S’installer sous terre

« Sur 65 dark stores qui ont été instruits » par les services de l’urbanisme de la mairie à la suite de remontées d’informations de Parisiens, « 45 sont illégaux » , a expliqué Emmanuel Grégoire, Premier adjoint à la Maire de Paris, à l’AFP. Ces « dark stores » sont considérés par la mairie et les services de l’urbanisme comme des entrepôts, alors que les locaux dans lesquels ils ont été installés sont le plus souvent des locaux commerciaux.

« Pour transformer un commerce en entrepôt, les acteurs du quick commerce auraient dû demander une autorisation, voire un permis de construire dans certains cas, et ils ne l’ont pas fait, ce qui est une infraction au code de l’urbanisme » , a-t-il détaillé à l’issue d’une réunion à laquelle étaient conviés l’ensemble des acteurs de ce secteur en plein boom depuis l’épidémie de Covid-19.

Concrètement, après constatation d’une infraction au code de l’urbanisme, le tribunal judiciaire est saisi et peut, outre la décision sur le fond, prononcer une sanction financière « plafonnée à 25 000 euros par entrepôt » , explique Emmanuel Grégoire.

« J’ai expliqué aux acteurs qu’ils n’ont peut-être pas intérêt à faire un pari sur le fait d’aller en justice, qui est un temps long mais un temps inéluctable » , a-t-il encore détaillé auprès de l’AFP, précisant que « ceux qui souhaitent jouer le jeu de la transparence » peuvent se mettre en relation avec les services de la mairie pour trouver des lieux plus adaptés où s’installer. L’élu a par exemple cité les « parkings souterrains, dont certains sont sous-occupés ».

Une zone grise

La mairie a prévu d’organiser le 25 mars à 19h une réunion publique d’information à destination des riverains, lors de laquelle sera fait « un point global sur l’état du droit, les voies de recours à la disposition de la ville et celle à la disposition des riverains« .
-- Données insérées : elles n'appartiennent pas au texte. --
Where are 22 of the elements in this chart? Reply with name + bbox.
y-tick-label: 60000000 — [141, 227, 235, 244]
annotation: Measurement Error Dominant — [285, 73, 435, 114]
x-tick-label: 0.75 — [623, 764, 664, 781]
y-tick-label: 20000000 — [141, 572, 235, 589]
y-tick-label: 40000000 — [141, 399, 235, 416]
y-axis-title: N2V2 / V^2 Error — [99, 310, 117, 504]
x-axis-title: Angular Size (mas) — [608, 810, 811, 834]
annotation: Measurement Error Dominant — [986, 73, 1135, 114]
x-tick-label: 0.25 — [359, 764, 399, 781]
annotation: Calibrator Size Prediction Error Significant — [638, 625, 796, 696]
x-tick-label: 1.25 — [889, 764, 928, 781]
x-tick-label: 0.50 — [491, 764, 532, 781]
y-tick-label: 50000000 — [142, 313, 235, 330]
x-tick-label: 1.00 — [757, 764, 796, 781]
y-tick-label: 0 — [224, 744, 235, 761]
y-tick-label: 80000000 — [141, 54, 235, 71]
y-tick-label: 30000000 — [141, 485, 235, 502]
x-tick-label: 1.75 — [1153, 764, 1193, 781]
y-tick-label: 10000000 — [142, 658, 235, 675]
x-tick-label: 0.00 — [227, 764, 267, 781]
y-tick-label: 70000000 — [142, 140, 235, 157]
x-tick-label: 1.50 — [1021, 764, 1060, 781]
L’accumulation de dark stores dans certaines villes s’explique par un flou juridique à leur égard. « Ces entreprises sont dans une zone grise qui engendre un flou » et peut nuire « au développement de leur croissance et aux emplois créés » , explique Laurent Schittenhelm, avocat associé chez Bryan Cave Leighton Paisner (BCLP). Les dark stores sont ils des locaux commerciaux ou non ? Le droit de l’urbanisme ne tranche pas concrètement.

Or, le plan local d’urbanisme de Paris prévoit, par exemple, que les locaux ayant pour destination une activité commerciale ne peuvent pas « utiliser plus d’un tiers de leur surface de plancher total pour du stockage » . Ce qui signifie concrètement que sur une surface de 100m2, pas plus de 33m2 peuvent être utilisés à cet escient. Une perte sèche pour les dark stores s’ils étaient considérés comme effectuant une activité commerciale.